IN order to boost regional industrial activities which had been hurt by the economic slowdown, China's northern Inner Mongolia Autonomous Region has moved to temporarily cut power tariffs for industrial users.
While the move could be meaningful to the reform of China's highly regulated energy pricing and be copied by other provinces, some market watchers cast doubt on the effectiveness of the policy.
Inner Mongolia is to cut electricity prices by 0.045 yuan (US$0.0066) to 0.08 yuan a kilowatt hour for users in sectors such as ferroalloy and polycrystalline silicon to help struggling enterprises which have cut output. In a trial program, local government, grid operators, power companies and coal producers will absorb the costs of the tariff cuts. For example, power plants are being told to absorb 0.03 yuan of the 0.08-yuan price cut.
"It's too much and will hurt coal-fired plants in Inner Mongolia, one of the areas already with the lowest power tariffs nationwide," said Orient Securities analyst Zhang Zhonghua. He estimated that 0.03 yuan accounts for more than 10 percent of local on-grid prices, charged by coal-fired power plants to grid companies.
Coal companies operating in Inner Mongolia, including China's largest, Shenhua Energy Co, have participated in the program to help industrial companies through the current tough times, Xinhua news agency said.
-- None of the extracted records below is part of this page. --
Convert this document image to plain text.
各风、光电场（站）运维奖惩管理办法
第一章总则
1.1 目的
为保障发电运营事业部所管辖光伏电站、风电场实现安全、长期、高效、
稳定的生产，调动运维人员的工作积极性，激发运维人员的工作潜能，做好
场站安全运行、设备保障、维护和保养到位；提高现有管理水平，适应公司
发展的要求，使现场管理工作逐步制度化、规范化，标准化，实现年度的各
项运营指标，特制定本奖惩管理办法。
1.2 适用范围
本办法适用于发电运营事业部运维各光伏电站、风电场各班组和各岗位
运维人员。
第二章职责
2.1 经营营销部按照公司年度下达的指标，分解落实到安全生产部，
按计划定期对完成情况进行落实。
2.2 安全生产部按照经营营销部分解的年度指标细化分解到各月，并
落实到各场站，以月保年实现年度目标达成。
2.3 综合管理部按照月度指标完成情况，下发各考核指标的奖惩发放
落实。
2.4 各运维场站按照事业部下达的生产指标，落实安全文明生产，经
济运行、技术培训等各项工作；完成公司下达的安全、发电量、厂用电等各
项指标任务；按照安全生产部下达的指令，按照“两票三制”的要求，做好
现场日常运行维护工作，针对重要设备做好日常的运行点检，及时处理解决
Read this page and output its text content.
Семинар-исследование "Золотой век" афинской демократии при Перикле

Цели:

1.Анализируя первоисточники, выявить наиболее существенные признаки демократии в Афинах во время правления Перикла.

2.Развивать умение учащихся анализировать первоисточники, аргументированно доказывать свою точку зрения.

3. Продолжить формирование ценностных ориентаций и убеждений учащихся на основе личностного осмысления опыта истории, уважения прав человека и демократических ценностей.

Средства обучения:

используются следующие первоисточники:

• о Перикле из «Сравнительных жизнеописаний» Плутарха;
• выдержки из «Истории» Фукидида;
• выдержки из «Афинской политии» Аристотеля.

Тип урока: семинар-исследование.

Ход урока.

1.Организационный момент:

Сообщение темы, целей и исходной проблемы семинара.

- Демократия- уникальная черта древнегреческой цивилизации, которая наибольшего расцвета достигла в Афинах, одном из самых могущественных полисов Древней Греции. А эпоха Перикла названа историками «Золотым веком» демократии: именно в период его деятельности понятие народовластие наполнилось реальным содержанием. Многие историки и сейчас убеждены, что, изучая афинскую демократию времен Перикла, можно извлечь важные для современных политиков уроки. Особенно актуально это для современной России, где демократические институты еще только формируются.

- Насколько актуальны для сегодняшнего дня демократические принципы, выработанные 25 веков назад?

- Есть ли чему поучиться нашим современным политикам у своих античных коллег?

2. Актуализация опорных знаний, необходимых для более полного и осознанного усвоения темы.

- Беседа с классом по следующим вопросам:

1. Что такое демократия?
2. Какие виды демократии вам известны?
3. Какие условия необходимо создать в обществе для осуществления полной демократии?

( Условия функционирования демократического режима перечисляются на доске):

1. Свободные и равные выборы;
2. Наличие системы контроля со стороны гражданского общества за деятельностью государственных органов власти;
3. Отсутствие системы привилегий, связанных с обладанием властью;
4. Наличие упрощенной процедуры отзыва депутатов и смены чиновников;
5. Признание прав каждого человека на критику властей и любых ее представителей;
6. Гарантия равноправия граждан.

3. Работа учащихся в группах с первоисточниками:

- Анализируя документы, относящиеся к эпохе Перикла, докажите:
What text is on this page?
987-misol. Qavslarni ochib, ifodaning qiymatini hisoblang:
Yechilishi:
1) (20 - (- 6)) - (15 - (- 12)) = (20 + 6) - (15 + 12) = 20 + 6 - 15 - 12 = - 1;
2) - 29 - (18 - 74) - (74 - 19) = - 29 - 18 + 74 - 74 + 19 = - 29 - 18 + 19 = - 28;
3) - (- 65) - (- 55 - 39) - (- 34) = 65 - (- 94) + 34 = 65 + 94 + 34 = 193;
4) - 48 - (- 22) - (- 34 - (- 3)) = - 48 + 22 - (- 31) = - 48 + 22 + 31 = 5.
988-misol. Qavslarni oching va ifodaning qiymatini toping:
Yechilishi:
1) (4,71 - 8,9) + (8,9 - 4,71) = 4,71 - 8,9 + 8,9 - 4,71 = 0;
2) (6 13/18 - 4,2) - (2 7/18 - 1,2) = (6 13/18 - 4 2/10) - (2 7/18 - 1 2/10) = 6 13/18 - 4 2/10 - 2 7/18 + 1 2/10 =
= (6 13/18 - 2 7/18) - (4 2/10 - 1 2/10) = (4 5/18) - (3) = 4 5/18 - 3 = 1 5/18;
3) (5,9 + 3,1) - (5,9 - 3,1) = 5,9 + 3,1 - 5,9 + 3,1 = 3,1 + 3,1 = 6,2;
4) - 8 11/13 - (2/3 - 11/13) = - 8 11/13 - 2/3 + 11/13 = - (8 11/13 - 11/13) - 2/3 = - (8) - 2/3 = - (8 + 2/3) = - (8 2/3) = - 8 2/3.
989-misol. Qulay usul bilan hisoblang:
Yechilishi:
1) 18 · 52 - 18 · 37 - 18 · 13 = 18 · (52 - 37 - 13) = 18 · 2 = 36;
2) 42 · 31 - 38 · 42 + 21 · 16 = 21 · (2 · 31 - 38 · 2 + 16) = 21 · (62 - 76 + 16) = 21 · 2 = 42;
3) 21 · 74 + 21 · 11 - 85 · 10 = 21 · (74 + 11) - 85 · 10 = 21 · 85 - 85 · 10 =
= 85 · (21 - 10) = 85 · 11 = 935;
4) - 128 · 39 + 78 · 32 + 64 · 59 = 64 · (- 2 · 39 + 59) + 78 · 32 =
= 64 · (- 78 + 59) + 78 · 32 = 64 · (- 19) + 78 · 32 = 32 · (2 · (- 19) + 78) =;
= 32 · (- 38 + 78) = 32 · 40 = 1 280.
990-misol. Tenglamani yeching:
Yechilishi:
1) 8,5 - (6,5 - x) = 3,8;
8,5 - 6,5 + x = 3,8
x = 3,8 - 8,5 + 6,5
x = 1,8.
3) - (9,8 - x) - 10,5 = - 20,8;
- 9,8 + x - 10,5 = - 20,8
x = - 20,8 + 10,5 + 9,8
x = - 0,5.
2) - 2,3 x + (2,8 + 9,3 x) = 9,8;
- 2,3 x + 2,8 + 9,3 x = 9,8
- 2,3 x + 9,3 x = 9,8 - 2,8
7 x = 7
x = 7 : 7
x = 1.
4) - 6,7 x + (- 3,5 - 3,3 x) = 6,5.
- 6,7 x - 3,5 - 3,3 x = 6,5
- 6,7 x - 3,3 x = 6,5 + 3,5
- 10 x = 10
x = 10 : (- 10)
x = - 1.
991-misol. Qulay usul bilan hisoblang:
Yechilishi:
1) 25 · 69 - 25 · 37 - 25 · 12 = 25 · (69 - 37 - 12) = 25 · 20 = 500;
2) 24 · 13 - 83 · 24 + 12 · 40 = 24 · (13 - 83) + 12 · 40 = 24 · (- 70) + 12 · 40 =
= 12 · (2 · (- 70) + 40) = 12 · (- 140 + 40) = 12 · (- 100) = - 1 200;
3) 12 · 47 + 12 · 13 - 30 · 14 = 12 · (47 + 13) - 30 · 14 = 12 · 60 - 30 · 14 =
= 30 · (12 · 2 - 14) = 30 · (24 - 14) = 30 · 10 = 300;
The local government is urging more coal and power firms to join.
On its Website, the regional government said the cut was aimed at boosting power consumption, increasing local factories' competitiveness, and keeping provincial economic growth fast.
The reduction, approved by the China Power Regulatory Commission, would last until February 17 and could be extended if necessary.
Inner Mongolia's gross domestic product advanced 18.7 percent in the first three quarters this year, topping other provinces and municipalities. Banking on industrial, agricultural and farming business, the region's GDP growth has been the fastest for six consecutive years since 2002.
But power load has dropped sharply since October in Inner Mongolia, with some areas suffering a drop of around 80 percent, according to media reports, further evidence of a national slowdown.
China's industrial output fell to a seven-year low last month and power demand has slowed down since late summer, with power generation falling in October for the first time in a non-holiday month for a decade, according to the China Electricity Council.
But Zhang said the new policy may not help such energy-intensive industries that much, as the main problems that are challenging the industrial manufacturers, many with high-level inventories, are weak demand and excess capacity.
Low power prices could also harm energy conservation, Zhang added.
The regional government said only companies that meet state industry policies and environmental protection requirements would enjoy the lower tariffs.
"A name list would be announced later after assessment," an official at Inner Mongolia's economic commission said.
Still, the market sees the price cut as a positive move in the push for pricing reform in China's energy sector. The Xinhua news agency, quoting an unnamed industry expert, called Inner Mongolia's tariff reduction the nation's first step toward market-oriented power prices.
Under the new policy, power generators and users are supposed to fix prices directly in a more flexible way.
Donghai Securities analyst Gao Dong said other provinces may follow suit while the tariff cut means there's imbalance between power supply and demand.
China has raised electricity tariffs this year to aid power plants hit by soaring coal prices. With declining power demand, domestic thermal coal prices have been falling which helps generators to cut costs.